John Nance Garner (1868-1967) was twee termijnen de vice-president van Franklin D. Roosevelt (1882-1945), een van de grootste presidenten in de geschiedenis. Zijn oordeel over het ambt wordt vaak geciteerd: ‘nog geen emmer warme spuug waard’. Latere vicepresidenten zullen het waarschijnlijk, zij het minder plastisch geformuleerd, beamen. Het is duimen draaien en klussen opknappen waar de baas geen zin in of tijd voor heeft. Met de tweede viool mag je zelden soleren.

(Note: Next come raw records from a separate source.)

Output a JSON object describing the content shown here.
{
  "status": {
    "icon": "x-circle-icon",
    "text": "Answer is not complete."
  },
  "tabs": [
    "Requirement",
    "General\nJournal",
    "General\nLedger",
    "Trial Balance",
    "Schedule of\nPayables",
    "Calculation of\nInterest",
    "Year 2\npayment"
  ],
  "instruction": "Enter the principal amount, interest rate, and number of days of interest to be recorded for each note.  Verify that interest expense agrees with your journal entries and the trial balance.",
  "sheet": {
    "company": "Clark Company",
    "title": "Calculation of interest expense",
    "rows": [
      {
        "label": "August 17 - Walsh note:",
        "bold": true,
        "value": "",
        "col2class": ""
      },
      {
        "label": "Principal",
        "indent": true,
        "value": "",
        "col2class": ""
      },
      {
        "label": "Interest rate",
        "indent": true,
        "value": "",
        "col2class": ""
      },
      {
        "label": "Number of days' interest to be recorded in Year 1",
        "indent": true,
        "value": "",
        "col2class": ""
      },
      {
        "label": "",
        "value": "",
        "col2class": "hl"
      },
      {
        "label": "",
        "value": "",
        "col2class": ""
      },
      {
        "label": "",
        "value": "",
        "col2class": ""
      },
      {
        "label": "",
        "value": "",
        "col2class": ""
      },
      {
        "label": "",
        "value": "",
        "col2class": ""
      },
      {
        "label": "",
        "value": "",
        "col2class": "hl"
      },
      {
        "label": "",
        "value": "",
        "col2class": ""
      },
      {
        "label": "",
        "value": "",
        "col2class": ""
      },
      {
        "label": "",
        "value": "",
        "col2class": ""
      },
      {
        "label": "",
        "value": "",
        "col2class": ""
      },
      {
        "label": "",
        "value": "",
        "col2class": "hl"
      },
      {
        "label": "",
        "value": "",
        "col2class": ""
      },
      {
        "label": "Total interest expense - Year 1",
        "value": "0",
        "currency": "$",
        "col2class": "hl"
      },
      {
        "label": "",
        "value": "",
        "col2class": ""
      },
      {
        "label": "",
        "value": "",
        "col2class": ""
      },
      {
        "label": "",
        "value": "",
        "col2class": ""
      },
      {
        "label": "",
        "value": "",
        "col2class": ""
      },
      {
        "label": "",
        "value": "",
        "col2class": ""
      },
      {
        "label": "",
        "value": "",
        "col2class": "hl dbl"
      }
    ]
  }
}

Waarom doen ze het toch? Zoals altijd ambitie en ijdelheid. Je kunt nooit weten of de baas de handdoek gooit of zijn termijn anderszins voortijdig moet beëindigen. Tenslotte ben je maar een hartslag verwijderd van het machtigste ambt ter wereld. En dan moet jij van de bank. Daar heb je je hele carrière op gewacht. Als het land je roept, sta jij paraat. (Zonder zelfoverschatting word je nooit iets in de politiek).
De vicepresident komt vaak alleen in de Oval Office, het presidentiële bureau, als de chef hem ontbiedt. Richard Nixon vertelde dat hij in de acht jaar dat hij vicepresident was onder Dwight Eisenhower (president van 1952 tot 1960) de president hooguit zes keer onder vier ogen had gesproken. (Nixon zat later zelf in de Oval Office maar niet als onmiddellijke opvolger van Eisenhower. Er zat acht jaar tussen. Hij moest halverwege zijn tweede termijn in 1974 aftreden wegens het Watergate-schandaal).
Niettemin heeft een aantal vicepresidenten de sprong naar het hoogte ambt weten te maken. Soms op eigen kracht en soms omdat de zittende president overleed door ziekte of werd vermoord. (Vier overleefden een aanslag niet). Sommigen werden een succes, Theodore Roosevelt die in 1901 de vermoorde William McKinley opvolgde en Harry S. Truman die na het overlijden van Franklin D. Roosevelt in 1945 het stuur moest overnemen. Beide zitten op de eerste rij in de eregalerij. Lyndon B. Johnson die na de moord op John F. Kennedy in 1963 achter het bureau in de Oval Office kwam te zitten, had een grote president kunnen worden maar zag zijn ambities gefnuikt door de oorlog in Vietnam. Hij stelde zich in 1968 niet herkiesbaar en zit te kniezen op het schellinkje.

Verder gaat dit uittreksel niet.